What an exciting couple of days! Today, working at the glorious Bolesworth Castle and getting to play to, and joke with the amazing Doddy (Ken Dodd – the famous Comedian from Liverpool). See the previous post for details! What the previous post didn’t say, was that I had got home from Norwich at about five o’clock this morning after a gig there with the Delia Darlings. By the time I set off for Bolesworth Castle at lunchtime, my eyes felt and looked like two well sucked boiled sweets!
The Delia Darlings have been on tour for two years now. Not permanently, of course, but several choice gigs a year in particular venues which suit our ambience and our celebration of the achievements of Delia Derbyshire, the composer of the iconic Doctor Who Theme. This week, it was the turn of Norwich Arts Centre to play host to us presenting a whole evening of film, documentary, stellar presentation, visual artistry and three bespoke commissions of new contemporary classical art music, supported by the Arts Council of England.
My own involvement was a piece influenced, but not based on, by a piece of music composed by Delia Derbyshire called ‘Pot Au Feu’. I also hear influences in the piece from a work called ‘Falling’. The composer is Ailis Ni Riain, an international award winning talent from Cork, Ireland. Ailis has written a piece called ‘The Consequences of Falling’ for solo trumpet and solo double bass.
My goodness, this work is a challenge for the performers! Geth Griffith (double bass) and myself play music which (although not programmatic) depicts to recording machines from the time of Delia’s involvement in the BBC Radiophonic workshop. Delia Derbyshire must have had the patience of a saint to cut the tape in exactly the right place and to try to get various machines to work in synchronisation together etc during the 60s and early 70s. This work is relatively easy today, thanks to these early pioneers.
The work commences in time but deliberately becomes ‘unsynced’ at regular times. The complicated ensemble rhythms and technical demands Ailis has set us both present challenges of the highest musical order. Not only are the parts technically difficult but they demand the highest concentration and interplay to do the piece the justice it deserves. It has been described as a diabolic deranged roller coaster of a duet which lasts for about twelve minutes, or so. It is a great piece!
Norwich Arts Centre is a cracking venue. Converted from an old church, this facility is high tech, the services are great; it is pretty; the staff are brilliant and the acoustic is superb! The venue is well funded by ACE and they have spent their money brilliantly.

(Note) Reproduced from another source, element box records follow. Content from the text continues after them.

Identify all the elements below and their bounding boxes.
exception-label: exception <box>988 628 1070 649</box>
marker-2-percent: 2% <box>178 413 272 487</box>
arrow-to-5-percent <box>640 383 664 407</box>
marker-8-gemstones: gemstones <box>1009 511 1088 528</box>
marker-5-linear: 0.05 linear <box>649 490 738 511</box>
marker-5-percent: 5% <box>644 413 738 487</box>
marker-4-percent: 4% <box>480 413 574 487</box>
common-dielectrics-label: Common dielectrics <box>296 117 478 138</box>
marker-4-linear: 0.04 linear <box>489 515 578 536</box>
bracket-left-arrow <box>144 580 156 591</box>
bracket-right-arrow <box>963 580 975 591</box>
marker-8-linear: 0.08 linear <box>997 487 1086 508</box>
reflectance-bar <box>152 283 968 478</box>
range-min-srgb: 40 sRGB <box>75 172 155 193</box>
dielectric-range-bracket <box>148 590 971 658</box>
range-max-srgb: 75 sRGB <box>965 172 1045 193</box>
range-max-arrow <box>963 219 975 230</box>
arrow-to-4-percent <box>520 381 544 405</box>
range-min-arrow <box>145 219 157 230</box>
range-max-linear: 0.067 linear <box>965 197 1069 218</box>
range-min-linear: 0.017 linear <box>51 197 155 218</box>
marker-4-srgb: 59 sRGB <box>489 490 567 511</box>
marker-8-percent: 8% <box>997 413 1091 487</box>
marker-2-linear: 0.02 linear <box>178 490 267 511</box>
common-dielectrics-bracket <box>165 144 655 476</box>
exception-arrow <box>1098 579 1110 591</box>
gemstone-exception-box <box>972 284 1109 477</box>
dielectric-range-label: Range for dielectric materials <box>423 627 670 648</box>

Our ensemble decided to use ‘the old ways’ and travel ‘Blues Brothers/Scooby Doo’ style via mini bus with an ace driver known by the title of ‘GROG’! I have no idea why he is called this name but a helluva fine fellow. We set of from Manchester at eleven in the morning (a 9.30 set-off for me from Liverpool on the train). A 7.00am run with Scooby and a quick trumpet blow about 8.00am and off I went. Two 10 minute stops before Norwich and we arrived about 17.30, I think. A long drive.
The ‘show’ is packed with variety. Apart from Geth Griffith and I, there is so much going on. We are travelling with the award winning ‘Delian Mode’ – a terrific insight into the thinking of Delia Derbyshire by Kara Blake. Composer Daniel Weaver then takes the stage to present his commission, also loosely based on ‘Falling’. Daniel uses modern machinery (laptop etc) to present a brilliant work using an old record player and various ‘instruments’ that would be readily available and used by Delia Derbyshire. We were followed by Caro C, an aficionado of electronica. Caro’s display is presenting the style of Delia as she may write today. Modern Mac laptop etc. She also introduces a ruler and a ping pong ball to create similar effects which Delia would have employed. The commission is specifically describing how easy it is these days to make effects now that would have taken weeks/months for Delia.
‘To an Independent Listener’ – a 45 minute audio-visual collage of Delia Derbyshire archive material by Delia Derbyshire researcher David Butler and film maker Sarah Hill; realised from the Delia Archive, held at Manchester University.
The live music visuals will be accompanied by a digital visual art commission by the amazing Andrea Pazos.